We have definitely had some students asking if the Engineering Academy is mandatory, and the answer is no. We just think that this is something students will really appreciate. Also, there are no costs, no exams, and students can complete the material more or less on their own timeline. The other thing is that it’s not just an academic review. Engineering Academy students have the opportunity to sign up with mentors—outgoing first-year students. They can ask questions about everything from workload to campus life. Fostering campus culture in a virtual setting has been a challenge, but this is one way students can form connections. The program also covers the systems we use. When I was a student, you would just walk to the front of the class and hand your work to a teacher, but today, students communicate with instructors in chatrooms and Discord servers. That can be frustrating, which in turn increases stress. Anything we can do to reduce that is important.
Other than tech management, what kinds of stress are you hearing about?
A lot of it is this feeling of not being prepared. They’re worried that everyone else in their class is going to know things that they don’t know yet. And then how that might affect their ability to move forward. Everything is building blocks. For example, if you aren’t clear on how to take the first derivative of a parabola, that’s a concept that is critical for optimization. If you get it wrong, nothing is going to work.
So it’s like academic FOMO?
Right. And then the other thing they’re worrying about is the long-term impact. There’s a feeling that their generation has been shortchanged, and that when they get out there, there aren’t going to be the same opportunities. That’s one of the ways that I try to be a positive presence, reminding them of the companies that are opening here, and the new partnerships. These are challenging times, but there is also going to be a lot of opportunity in science and engineering. The saying is that engineers love complex problems. I just wish we were dealing with something more theoretical.
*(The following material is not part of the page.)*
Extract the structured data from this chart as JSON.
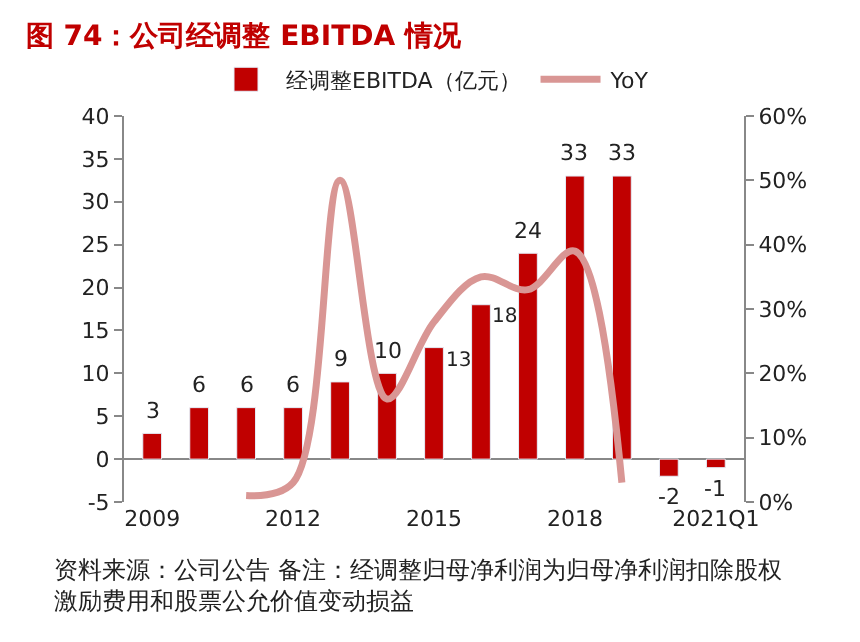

At this point, the chances of returning to in-person learning in the fall look good, but not guaranteed. Do you have a plan in place?
We’re planning for as much in person as possible, but of course that is going to be governed by the public health regulations: how many people will be allowed in a room? How spaced out do people have to be? Convocation Hall is a great building for 1,000 people, but not if they have to be two metres apart, so we’re waiting to see where things are at in a couple of months. There are some changes that will stay in place. We’ve realized that traditional lectures are something students can watch online in their own time, so when they come to class it’s a more active and interactive form of learning, whether that’s discussions, group work, labs. If you’re building a robot with a team, that’s not a process that translates to the virtual world. Engineering is very tactile. You’re building a physical design. I can’t wait until our students can return to that kind of collaboration.
Is there an aspect of campus life you’re most eager to get back to?
I miss the opportunity to communicate with students, just walking around campus and popping in. I’ve done that virtually—the other day I popped into a webinar on the Johnson Space Station—but it’s not the same. For most students, the only time they meet the dean is when I shake their hand at convocation or when they’re in trouble. When I started this role two years ago, I said I wanted to change that, and I made a pledge to that class of first-years to have a one-on-one coffee with every single one of them before graduation.
That’s a lot of coffee dates. Are you anywhere near your goal?
I’m not sure. I don’t keep a list of names or anything. It’s something I’ve kept up with in the last year, probably two or three coffees a week over Microsoft Teams. I’m looking forward to getting back to doing it in person though. I’ve even had mugs made that read “Coffee With Chris” on them. I think the students like having a dean and a faculty that feels accessible. U of T is such a big school. I’ve had repeat customers, third- and fourth-years, even alumni. They’re all chasing me for a mug.